Not addressed by the Court in Helsinn was whether secret sales are afforded different treatment under AIA §102(b), which provides for a one-year grace period for disclosures made by or derived from the inventor.6 Congress did not define the term "disclosure" when drafting the AIA. One reading of the law would lend to an understanding of a secret sale as not constituting a disclosure, and thus not benefiting from the grace period. A stricter interpretation of the law is that a sale, secret or otherwise, goes beyond a disclosure. Under this interpretation, the execution of an agreement pertaining to an invention or commercialization of the invention instantly terminates all patent rights in the invention. Another take on the text of AIA §102(b) is that its provisions modify the bar-triggering prior art defined by AIA §102(a). Thus, the grace period would apply to a sale, whether secret or not. Presently, the intricacies of AIA §102(b) remain unsettled.

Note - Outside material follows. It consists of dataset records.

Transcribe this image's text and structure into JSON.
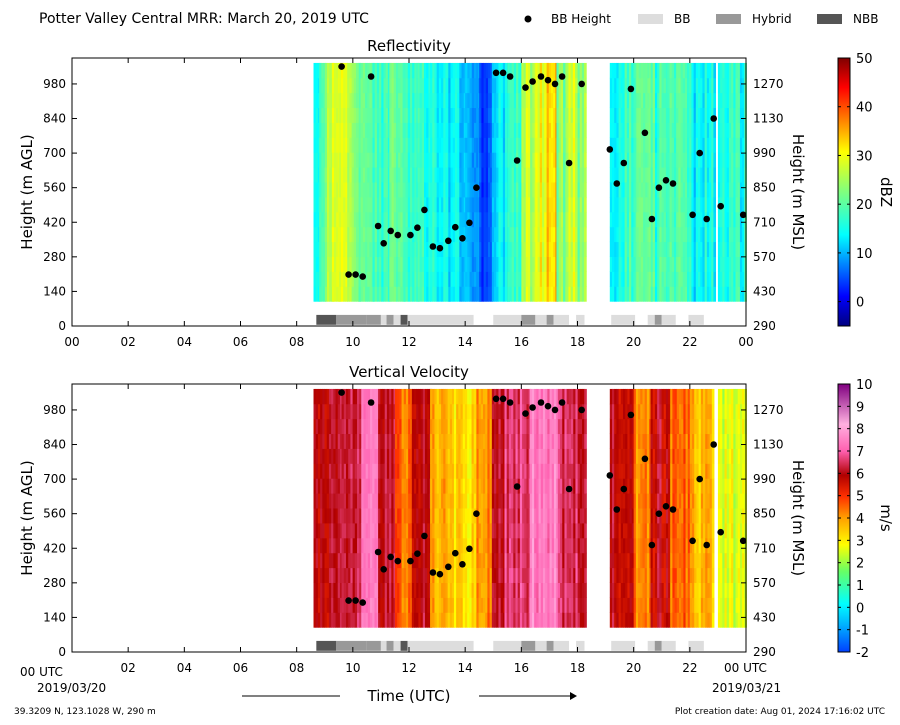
{
  "header": {
    "title": "Potter Valley Central MRR:  March 20, 2019 UTC",
    "legend": [
      {
        "label": "BB Height",
        "kind": "dot",
        "color": "#000000"
      },
      {
        "label": "BB",
        "kind": "box",
        "color": "#dddddd"
      },
      {
        "label": "Hybrid",
        "kind": "box",
        "color": "#999999"
      },
      {
        "label": "NBB",
        "kind": "box",
        "color": "#555555"
      }
    ]
  },
  "footer": {
    "location": "39.3209 N, 123.1028 W, 290 m",
    "created": "Plot creation date: Aug 01, 2024 17:16:02 UTC",
    "time_axis_label": "Time (UTC)",
    "start_date": "2019/03/20",
    "end_date": "2019/03/21"
  },
  "chart_data": [
    {
      "type": "heatmap",
      "title": "Reflectivity",
      "ylabel": "Height (m AGL)",
      "ylabel_right": "Height (m MSL)",
      "ylim": [
        0,
        1085
      ],
      "yticks": [
        0,
        140,
        280,
        420,
        560,
        700,
        840,
        980
      ],
      "yticks_right": [
        290,
        430,
        570,
        710,
        850,
        990,
        1130,
        1270
      ],
      "xlim": [
        0,
        24
      ],
      "xticks": [
        "00",
        "02",
        "04",
        "06",
        "08",
        "10",
        "12",
        "14",
        "16",
        "18",
        "20",
        "22",
        "00"
      ],
      "colorbar": {
        "label": "dBZ",
        "min": -5,
        "max": 50,
        "ticks": [
          0,
          10,
          20,
          30,
          40,
          50
        ],
        "colormap": "jet"
      }
    },
    {
      "type": "heatmap",
      "title": "Vertical Velocity",
      "ylabel": "Height (m AGL)",
      "ylabel_right": "Height (m MSL)",
      "ylim": [
        0,
        1085
      ],
      "yticks": [
        0,
        140,
        280,
        420,
        560,
        700,
        840,
        980
      ],
      "yticks_right": [
        290,
        430,
        570,
        710,
        850,
        990,
        1130,
        1270
      ],
      "xlim": [
        0,
        24
      ],
      "xticks": [
        "00 UTC",
        "02",
        "04",
        "06",
        "08",
        "10",
        "12",
        "14",
        "16",
        "18",
        "20",
        "22",
        "00 UTC"
      ],
      "colorbar": {
        "label": "m/s",
        "min": -2,
        "max": 10,
        "ticks": [
          -2,
          -1,
          0,
          1,
          2,
          3,
          4,
          5,
          6,
          7,
          8,
          9,
          10
        ],
        "colormap": "velocity"
      }
    }
  ],
  "bb_heights": [
    [
      9.6,
      1050
    ],
    [
      9.85,
      208
    ],
    [
      10.1,
      208
    ],
    [
      10.35,
      200
    ],
    [
      10.65,
      1010
    ],
    [
      10.9,
      405
    ],
    [
      11.1,
      335
    ],
    [
      11.35,
      385
    ],
    [
      11.6,
      368
    ],
    [
      12.05,
      368
    ],
    [
      12.3,
      398
    ],
    [
      12.55,
      470
    ],
    [
      12.85,
      322
    ],
    [
      13.1,
      315
    ],
    [
      13.4,
      345
    ],
    [
      13.65,
      400
    ],
    [
      13.9,
      355
    ],
    [
      14.15,
      418
    ],
    [
      14.4,
      560
    ],
    [
      15.1,
      1025
    ],
    [
      15.35,
      1025
    ],
    [
      15.6,
      1010
    ],
    [
      15.85,
      670
    ],
    [
      16.15,
      965
    ],
    [
      16.4,
      990
    ],
    [
      16.7,
      1010
    ],
    [
      16.95,
      995
    ],
    [
      17.2,
      980
    ],
    [
      17.45,
      1010
    ],
    [
      17.7,
      660
    ],
    [
      18.15,
      980
    ],
    [
      19.15,
      715
    ],
    [
      19.4,
      577
    ],
    [
      19.65,
      660
    ],
    [
      19.9,
      960
    ],
    [
      20.4,
      782
    ],
    [
      20.65,
      433
    ],
    [
      20.9,
      560
    ],
    [
      21.15,
      590
    ],
    [
      21.4,
      577
    ],
    [
      22.1,
      450
    ],
    [
      22.35,
      700
    ],
    [
      22.6,
      433
    ],
    [
      22.85,
      840
    ],
    [
      23.1,
      485
    ],
    [
      23.9,
      450
    ]
  ],
  "bb_types": [
    [
      "NBB",
      8.7,
      9.4
    ],
    [
      "Hybrid",
      9.4,
      10.5
    ],
    [
      "Hybrid",
      10.5,
      11.0
    ],
    [
      "BB",
      11.0,
      11.2
    ],
    [
      "Hybrid",
      11.2,
      11.45
    ],
    [
      "BB",
      11.45,
      11.7
    ],
    [
      "NBB",
      11.7,
      11.95
    ],
    [
      "BB",
      11.95,
      14.3
    ],
    [
      "BB",
      15.0,
      16.0
    ],
    [
      "Hybrid",
      16.0,
      16.5
    ],
    [
      "BB",
      16.5,
      16.9
    ],
    [
      "Hybrid",
      16.9,
      17.15
    ],
    [
      "BB",
      17.15,
      17.7
    ],
    [
      "BB",
      17.95,
      18.25
    ],
    [
      "BB",
      19.2,
      20.05
    ],
    [
      "BB",
      20.5,
      20.75
    ],
    [
      "Hybrid",
      20.75,
      21.0
    ],
    [
      "BB",
      21.0,
      21.5
    ],
    [
      "BB",
      21.95,
      22.5
    ]
  ],
  "data_segments": [
    [
      8.6,
      12.75
    ],
    [
      12.75,
      14.9
    ],
    [
      14.95,
      18.3
    ],
    [
      19.15,
      22.85
    ],
    [
      23.0,
      24.0
    ]
  ],
  "refl_segments": [
    {
      "x0": 8.6,
      "x1": 8.8,
      "dbz": [
        13,
        15
      ]
    },
    {
      "x0": 8.8,
      "x1": 9.0,
      "dbz": [
        17,
        20
      ]
    },
    {
      "x0": 9.0,
      "x1": 9.25,
      "dbz": [
        22,
        27
      ]
    },
    {
      "x0": 9.25,
      "x1": 9.5,
      "dbz": [
        26,
        30
      ]
    },
    {
      "x0": 9.5,
      "x1": 9.8,
      "dbz": [
        28,
        31
      ]
    },
    {
      "x0": 9.8,
      "x1": 10.2,
      "dbz": [
        22,
        27
      ]
    },
    {
      "x0": 10.2,
      "x1": 10.7,
      "dbz": [
        18,
        24
      ]
    },
    {
      "x0": 10.7,
      "x1": 11.3,
      "dbz": [
        15,
        21
      ]
    },
    {
      "x0": 11.3,
      "x1": 11.8,
      "dbz": [
        17,
        23
      ]
    },
    {
      "x0": 11.8,
      "x1": 12.3,
      "dbz": [
        15,
        20
      ]
    },
    {
      "x0": 12.3,
      "x1": 12.75,
      "dbz": [
        13,
        19
      ]
    },
    {
      "x0": 12.75,
      "x1": 13.4,
      "dbz": [
        12,
        18
      ]
    },
    {
      "x0": 13.4,
      "x1": 14.0,
      "dbz": [
        10,
        16
      ]
    },
    {
      "x0": 14.0,
      "x1": 14.5,
      "dbz": [
        6,
        12
      ]
    },
    {
      "x0": 14.5,
      "x1": 14.9,
      "dbz": [
        2,
        8
      ]
    },
    {
      "x0": 14.95,
      "x1": 15.5,
      "dbz": [
        10,
        16
      ]
    },
    {
      "x0": 15.5,
      "x1": 16.0,
      "dbz": [
        14,
        21
      ]
    },
    {
      "x0": 16.0,
      "x1": 16.5,
      "dbz": [
        22,
        30
      ]
    },
    {
      "x0": 16.5,
      "x1": 16.9,
      "dbz": [
        27,
        33
      ]
    },
    {
      "x0": 16.9,
      "x1": 17.25,
      "dbz": [
        31,
        38
      ]
    },
    {
      "x0": 17.25,
      "x1": 17.6,
      "dbz": [
        20,
        28
      ]
    },
    {
      "x0": 17.6,
      "x1": 18.0,
      "dbz": [
        24,
        31
      ]
    },
    {
      "x0": 18.0,
      "x1": 18.3,
      "dbz": [
        20,
        27
      ]
    },
    {
      "x0": 19.15,
      "x1": 19.6,
      "dbz": [
        12,
        18
      ]
    },
    {
      "x0": 19.6,
      "x1": 20.1,
      "dbz": [
        14,
        21
      ]
    },
    {
      "x0": 20.1,
      "x1": 20.6,
      "dbz": [
        18,
        25
      ]
    },
    {
      "x0": 20.6,
      "x1": 21.2,
      "dbz": [
        14,
        22
      ]
    },
    {
      "x0": 21.2,
      "x1": 21.9,
      "dbz": [
        16,
        24
      ]
    },
    {
      "x0": 21.9,
      "x1": 22.85,
      "dbz": [
        10,
        18
      ]
    },
    {
      "x0": 23.0,
      "x1": 24.0,
      "dbz": [
        12,
        20
      ]
    }
  ],
  "vel_segments": [
    {
      "x0": 8.6,
      "x1": 9.6,
      "ms": [
        5.5,
        6.4
      ]
    },
    {
      "x0": 9.6,
      "x1": 10.3,
      "ms": [
        5.8,
        6.6
      ]
    },
    {
      "x0": 10.3,
      "x1": 10.9,
      "ms": [
        7.2,
        7.9
      ]
    },
    {
      "x0": 10.9,
      "x1": 11.5,
      "ms": [
        5.8,
        6.6
      ]
    },
    {
      "x0": 11.5,
      "x1": 12.1,
      "ms": [
        4.0,
        5.0
      ]
    },
    {
      "x0": 12.1,
      "x1": 12.75,
      "ms": [
        5.6,
        6.5
      ]
    },
    {
      "x0": 12.75,
      "x1": 13.6,
      "ms": [
        3.2,
        4.2
      ]
    },
    {
      "x0": 13.6,
      "x1": 14.4,
      "ms": [
        2.8,
        3.8
      ]
    },
    {
      "x0": 14.4,
      "x1": 14.9,
      "ms": [
        3.6,
        4.6
      ]
    },
    {
      "x0": 14.95,
      "x1": 15.4,
      "ms": [
        5.8,
        6.5
      ]
    },
    {
      "x0": 15.4,
      "x1": 16.3,
      "ms": [
        6.2,
        7.2
      ]
    },
    {
      "x0": 16.3,
      "x1": 17.3,
      "ms": [
        7.0,
        8.0
      ]
    },
    {
      "x0": 17.3,
      "x1": 18.3,
      "ms": [
        5.8,
        6.8
      ]
    },
    {
      "x0": 19.15,
      "x1": 20.0,
      "ms": [
        5.4,
        6.4
      ]
    },
    {
      "x0": 20.0,
      "x1": 20.6,
      "ms": [
        3.6,
        4.6
      ]
    },
    {
      "x0": 20.6,
      "x1": 21.3,
      "ms": [
        5.4,
        6.4
      ]
    },
    {
      "x0": 21.3,
      "x1": 22.0,
      "ms": [
        4.0,
        5.0
      ]
    },
    {
      "x0": 22.0,
      "x1": 22.85,
      "ms": [
        3.0,
        4.2
      ]
    },
    {
      "x0": 23.0,
      "x1": 24.0,
      "ms": [
        2.0,
        3.4
      ]
    }
  ]
}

Overall, the Supreme Court's decision in Helsinn establishes a bright line for what constitutes prior art. Effectively, the Court clarified that a sale that meets the Pfaff criteria qualifies as a sale under §102(a), regardless of an obligation to keep the sale or invention secret. The holding precludes speculative inquiry as to how much public disclosure of a sale or of details of an invention in terms of an agreement is necessary to trigger the bar. The Helsinn holding may inform strategic decisions between seeking protection of an invention by pursuing a patent versus protecting an invention by maintaining its secrecy, such as with trade secrets or nondisclosure agreements. Also, in light of the decision, caution should be exercised in the engagement of any activity that could be construed as a sale before an application is filed, lest the activity qualify as prior art. If such activity is to be conducted, an application should be filed in advance.

Footnotes

1 The "on sale" provision of the AIA precludes a person from obtaining a patent on an invention that was "in public use, on sale, or otherwise available to the public after the filing date of the claimed invention," 35 U.S.C. §102(a)(1).

2 Helsinn Healthcare v. Teva Pharmaceuticals USA, No. 17-1229, Slip. Op. at 2 (2019).

3 Id.

4 Pfaff v. Wells Electronics, 525 U.S. 55 (1998).

5 "The Federal Circuit – which has 'exclusive jurisdiction' over patent appeals, 28 U.S.C. 1295(a) – has made explicit what was implicit in our precedents. It has long held that 'secret sales' can invalidate a patent," Helsinn at 7 (citing Special Devices, Inc. v. OEA, Inc., 270 F.3d 1353, 1357 (2001); Woodland Trust v. Flowertree Nursery, Inc., 148 F.3d 1368, 1370 (1998)).

6 "A disclosure made 1 year or less before the effective filing date of a claimed invention shall not be prior art to the claimed invention under subsection (a)(1) if—(A) the disclosure was made by the inventor or joint inventor or by another who obtained the subject matter disclosed directly or indirectly from the inventor or a joint inventor; or (B) the subject matter disclosed had, before such disclosure, been publicly disclosed by the inventor or a joint inventor or another who obtained the subject matter disclosed directly or indirectly from the inventor or a joint inventor," 35 U.S.C. §102(b)(1).